Spotlight: Calls for tax to reflect 21st century business

By Stuart Stone contact

- Last updated on GMT

Tax obligations: Online retailers must be brought in line when it comes to paying taxes on a fair basis compared to pubs.
Tax obligations: Online retailers must be brought in line when it comes to paying taxes on a fair basis compared to pubs.
Leading figures within the pub sector have called for tax reform after HMRC launched a consultation looking at how online platforms are ensuring their users are tax compliant.

Online transactions have taken over.

More than three quarters of Britons (77%) made online purchases last year and, in 2015, the UK had the third largest e-commerce market in the world – worth more than £500,000bn.

Online platforms, such as eBay, Etsy and Gumtree, that enable the sale and rent of goods and services are good for the economy and consumer – both of whom benefit from lower prices and more choice.

However, a minority of users – who have earned money without an intermediary to govern their tax affairs – either aren’t aware of their tax obligations or choose to avoid paying their fair share.

Between 13 March and 8 June, HMRC called for evidence to better understand the relationships between online platforms and their users, and the measures already in place to help users understand and meet tax obligations. HMRC’s ultimate goal is to explore how online platforms could work with HMRC and taxpayers to make tax obligations more explicit.

Calling for an overhaul

In response to the consultation, leading figures from the hospitality sector have been vocal in condemning the current tax system and calling for an overhaul.

UKHospitality chief executive Kate Nicholls responded by highlighting the failure of the current system to ensure equality between online and offline businesses by ensuring online transactions are subject to tax.

“There needs to be a level playing field between online and property-based businesses and digital companies. The current tax system is completely inadequate to deal with the complexities of the digital age and hospitality businesses find themselves at a disadvantage.

“The Government must address this inequality and this includes ensuring that the appropriate tax is collected when online platforms are used. Whether through ignorance or as a result of deliberate avoidance, online transactions are frequently not subjected to tax.

“As it stands, there is too great an opportunity for online transactions to avoid paying tax. Not only does this deprive the Exchequer of vital tax revenues, it creates a plainly unfair disparity between online and hospitality businesses that must comply with rigorous legislation.

“The Government must ensure a tax environment that is fair and transparent. We need an overhaul of the tax system to reflect the way in which business is carried out in the 21st century and we need it now.”

British Beer & Pub Association (BBPA) chief executive Brigid Simmonds echoed Nicholls’ sentiments, stating: “The current taxation system is not fit for the digital age; roughly £1 of every £3 made in the pub goes to the taxman.

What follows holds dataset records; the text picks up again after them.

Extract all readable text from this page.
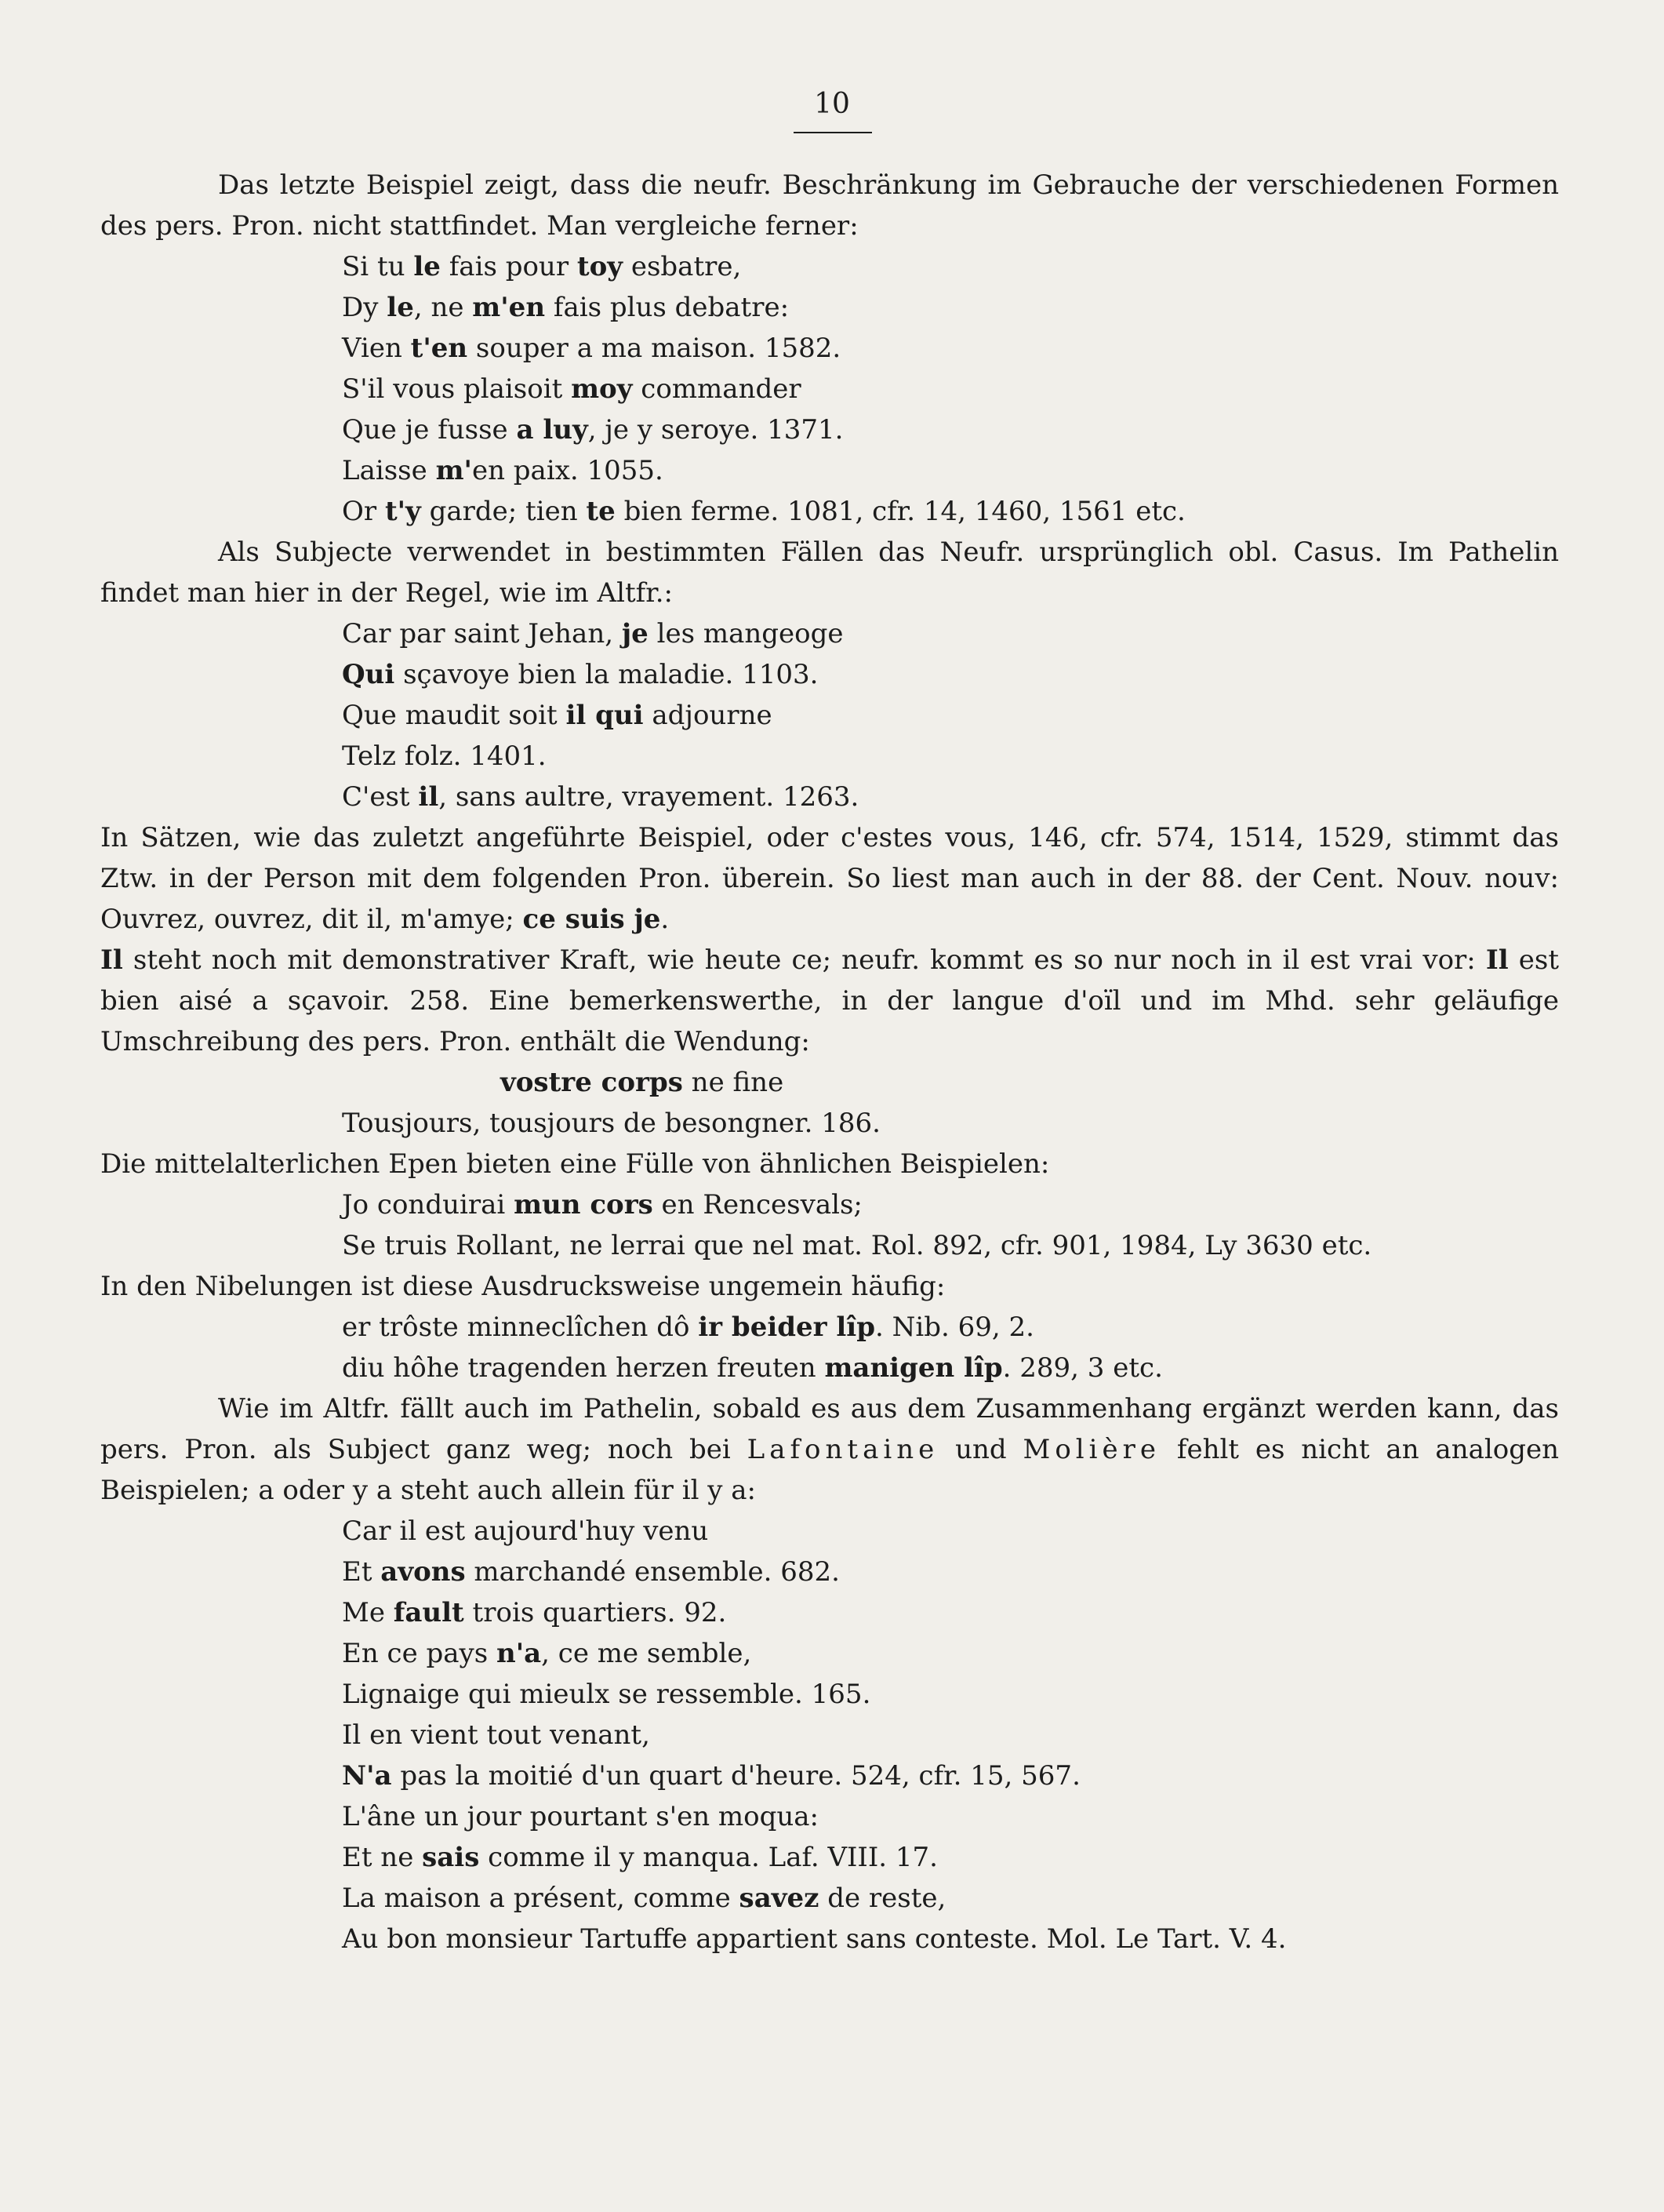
10

Das letzte Beispiel zeigt, dass die neufr. Beschränkung im Gebrauche der verschiedenen Formen des pers. Pron. nicht stattfindet. Man vergleiche ferner:

Si tu le fais pour toy esbatre,
Dy le, ne m'en fais plus debatre:
Vien t'en souper a ma maison. 1582.
S'il vous plaisoit moy commander
Que je fusse a luy, je y seroye. 1371.
Laisse m'en paix. 1055.
Or t'y garde; tien te bien ferme. 1081, cfr. 14, 1460, 1561 etc.

Als Subjecte verwendet in bestimmten Fällen das Neufr. ursprünglich obl. Casus. Im Pathelin findet man hier in der Regel, wie im Altfr.:

Car par saint Jehan, je les mangeoge
Qui sçavoye bien la maladie. 1103.
Que maudit soit il qui adjourne
Telz folz. 1401.
C'est il, sans aultre, vrayement. 1263.

In Sätzen, wie das zuletzt angeführte Beispiel, oder c'estes vous, 146, cfr. 574, 1514, 1529, stimmt das Ztw. in der Person mit dem folgenden Pron. überein. So liest man auch in der 88. der Cent. Nouv. nouv: Ouvrez, ouvrez, dit il, m'amye; ce suis je.

Il steht noch mit demonstrativer Kraft, wie heute ce; neufr. kommt es so nur noch in il est vrai vor: Il est bien aisé a sçavoir. 258. Eine bemerkenswerthe, in der langue d'oïl und im Mhd. sehr geläufige Umschreibung des pers. Pron. enthält die Wendung:

vostre corps ne fine
Tousjours, tousjours de besongner. 186.

Die mittelalterlichen Epen bieten eine Fülle von ähnlichen Beispielen:

Jo conduirai mun cors en Rencesvals;
Se truis Rollant, ne lerrai que nel mat. Rol. 892, cfr. 901, 1984, Ly 3630 etc.

In den Nibelungen ist diese Ausdrucksweise ungemein häufig:

er trôste minneclîchen dô ir beider lîp. Nib. 69, 2.
diu hôhe tragenden herzen freuten manigen lîp. 289, 3 etc.

Wie im Altfr. fällt auch im Pathelin, sobald es aus dem Zusammenhang ergänzt werden kann, das pers. Pron. als Subject ganz weg; noch bei Lafontaine und Molière fehlt es nicht an analogen Beispielen; a oder y a steht auch allein für il y a:

Car il est aujourd'huy venu
Et avons marchandé ensemble. 682.
Me fault trois quartiers. 92.
En ce pays n'a, ce me semble,
Lignaige qui mieulx se ressemble. 165.
Il en vient tout venant,
N'a pas la moitié d'un quart d'heure. 524, cfr. 15, 567.
L'âne un jour pourtant s'en moqua:
Et ne sais comme il y manqua. Laf. VIII. 17.
La maison a présent, comme savez de reste,
Au bon monsieur Tartuffe appartient sans conteste. Mol. Le Tart. V. 4.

“The great British pub, the majority of which are SMEs, is unfairly burdened by the current taxation system.

“We are continuing to campaign for a tax system that allows the beer and pub sector to thrive, boosting the already large contribution the sector makes to the UK economy.”

Unfit for purpose

Shepherd Neame chief executive Jonathan Neame added: “UKHospitality and other bodies, such as the BBPA, are right to raise the issue that the rates system is unfit for purpose and needs long-term reform.

“The hospitality sector and, specifically, pubs are paying a disproportionate amount of rates compared with other retailers.

“This is in part because a significant part of their turnover is excise duty.

“A more sensible rates system should be created to ensure a more level playing field for pubs and bars.”

Following the consultation’s conclusion, and when approached for comment on what possible next steps could be, an HMRC spokesperson said: “We are considering all comments received, and will respond in due course.”